Andreas Ortmann is Professor of Experimental and Behavioral Economics at the School of Economics, UNSW Business School, Australia. Prior to his appointment at the Business School, he was Professor of Economics at CERGE-EI, a joint workplace of Charles University and the Academy of Sciences, Prague, Czech Republic. Prior to that appointment, he taught at Bowdoin and Colby College, Maine, USA. He also was, for a year each, a visiting scholar of the Program on Non-Profit Organizations at Yale University, the Max-Planck Institute for Psychological Research in Munich, the Max-Planck Institute for Human Development in Berlin, and the Harvard Business School. His work has been published in journals such as Management Science, Energy Economics, Journal of Economic Behavior and Organization, Behavioural and Brain Sciences, Journal of Economic Theory, International Journal of Game Theory, Experimental Economics, Psychological Methods, Experimental Psychology: LMC, Economic Journal, European Economic Review, History of Political Economy, Rationality & Society, and many others. His interests are wide-ranging and include game theory, corporate finance, experimental economics, the experimental methods in the social sciences, and the history of economic thought. His Google scholar based index is currently 31 (last five years: 22). He uses Facebook heavily and also writes occasionally for outlets such as The Conversation.

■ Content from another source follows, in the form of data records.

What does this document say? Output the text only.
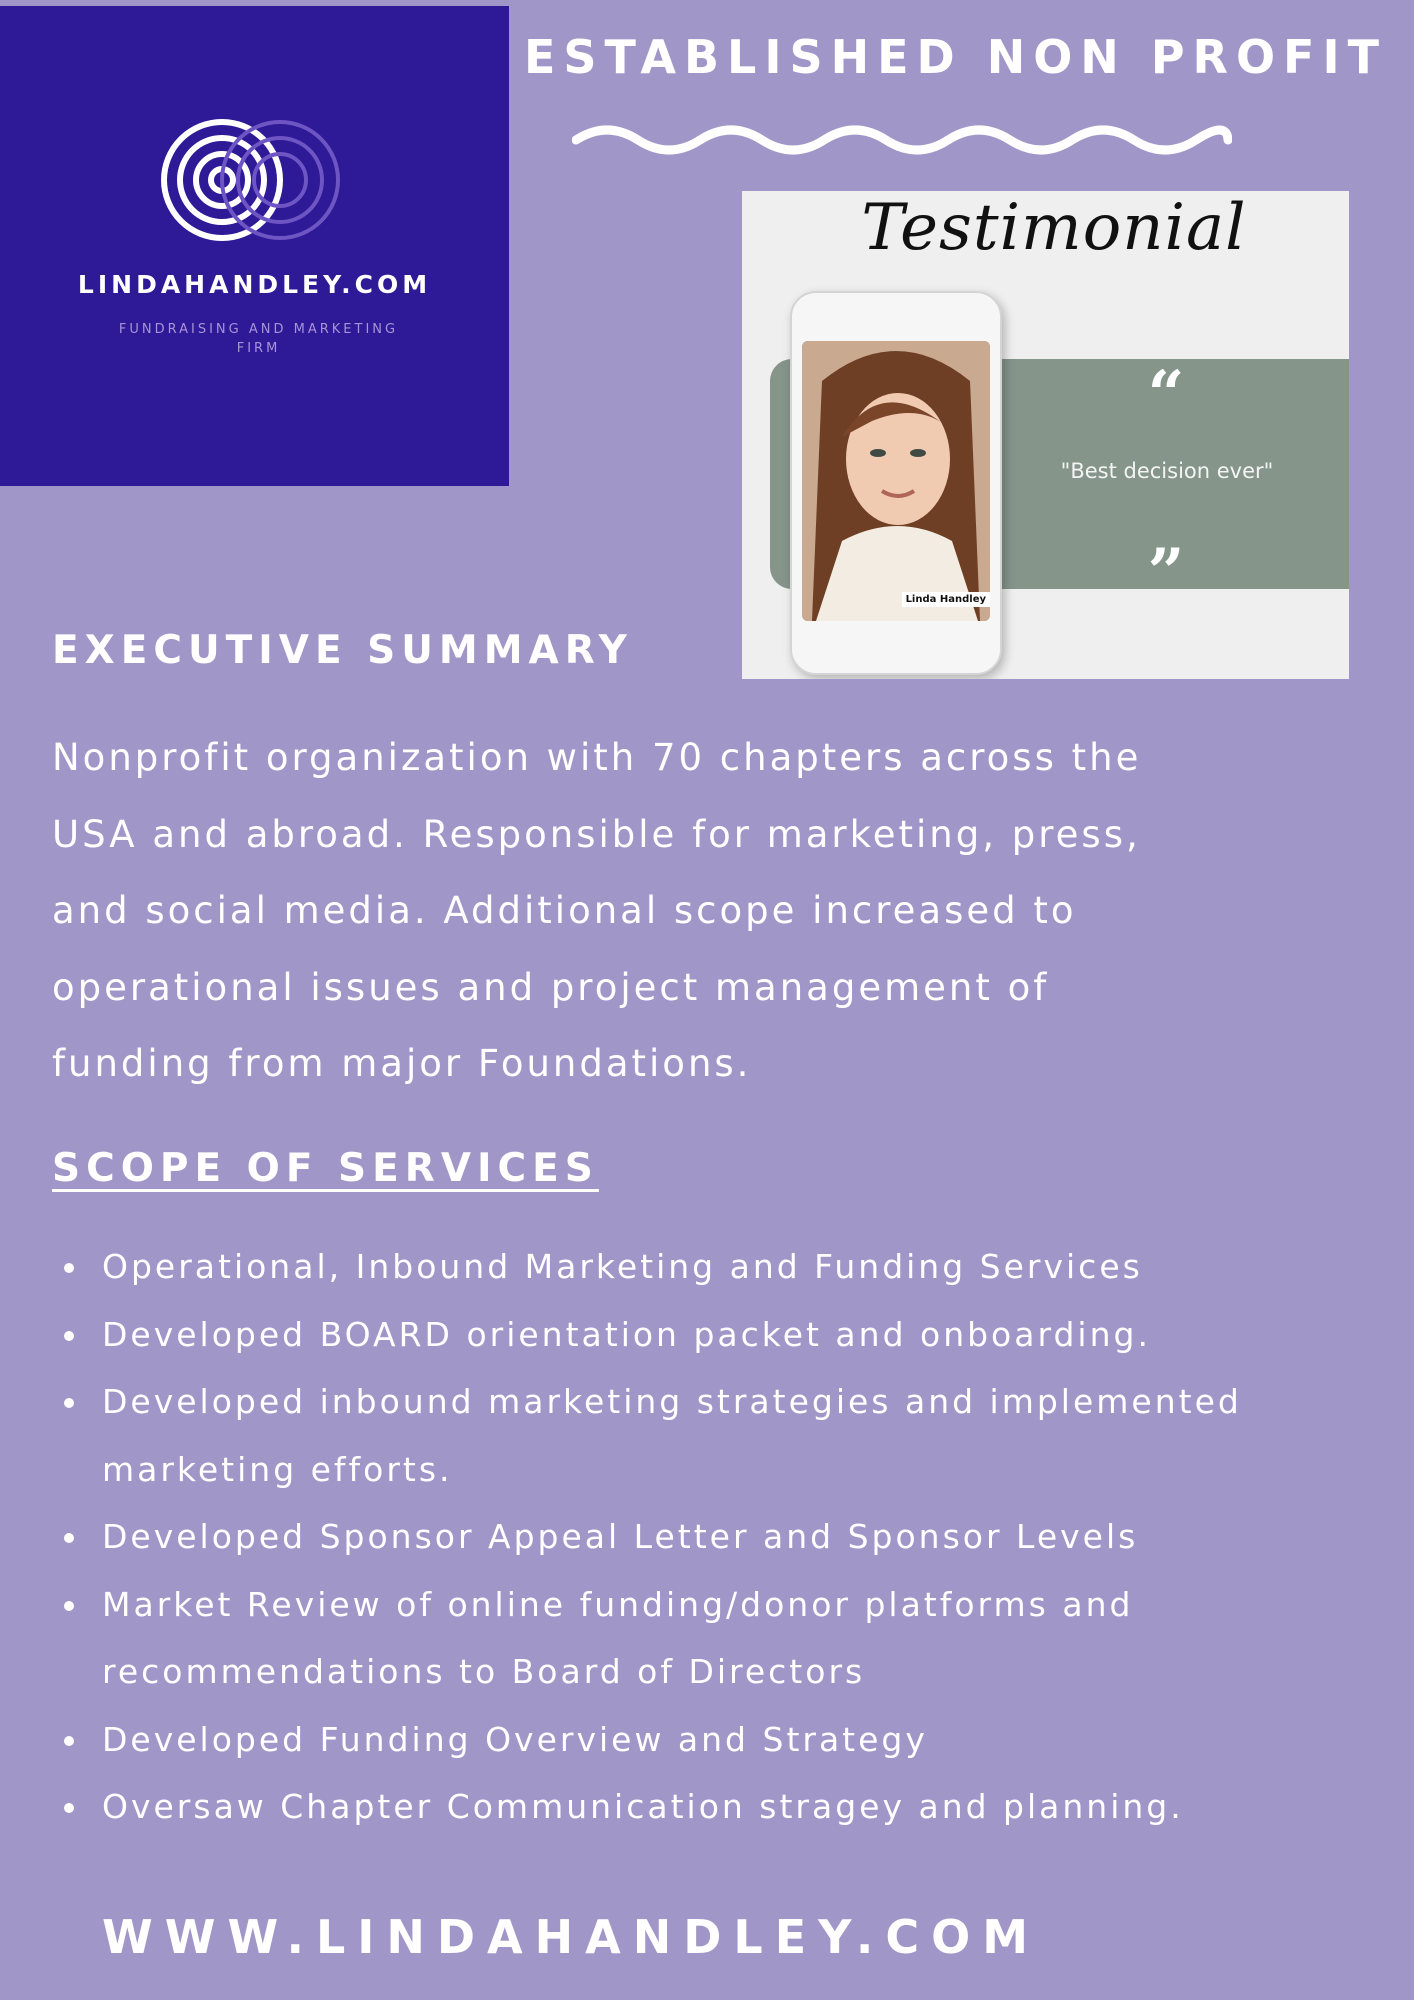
LINDAHANDLEY.COM
FUNDRAISING AND MARKETING FIRM
ESTABLISHED NON PROFIT
Testimonial
“
"Best decision ever"
”
Linda Handley
EXECUTIVE SUMMARY
Nonprofit organization with 70 chapters across the
USA and abroad. Responsible for marketing, press,
and social media. Additional scope increased to
operational issues and project management of
funding from major Foundations.
SCOPE OF SERVICES
Operational, Inbound Marketing and Funding Services
Developed BOARD orientation packet and onboarding.
Developed inbound marketing strategies and implemented marketing efforts.
Developed Sponsor Appeal Letter and Sponsor Levels
Market Review of online funding/donor platforms and recommendations to Board of Directors
Developed Funding Overview and Strategy
Oversaw Chapter Communication stragey and planning.
WWW.LINDAHANDLEY.COM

Benoit Walraevens is Assistant Professor in Economics at the University of Caen Normandy in France where he teaches economics at Cherbourg Institute of Technology, Caen's Institute of Business Administration and IESEG Business School in Paris. His main fields of inquiry are the history of economic thought, economic philosophy, eighteenth-century political economy and moral and political philosophy. He has published papers in the European Journal of the History of Economic Thought, History of Economic Ideas, Revue économique and Cahiers d'économie politique.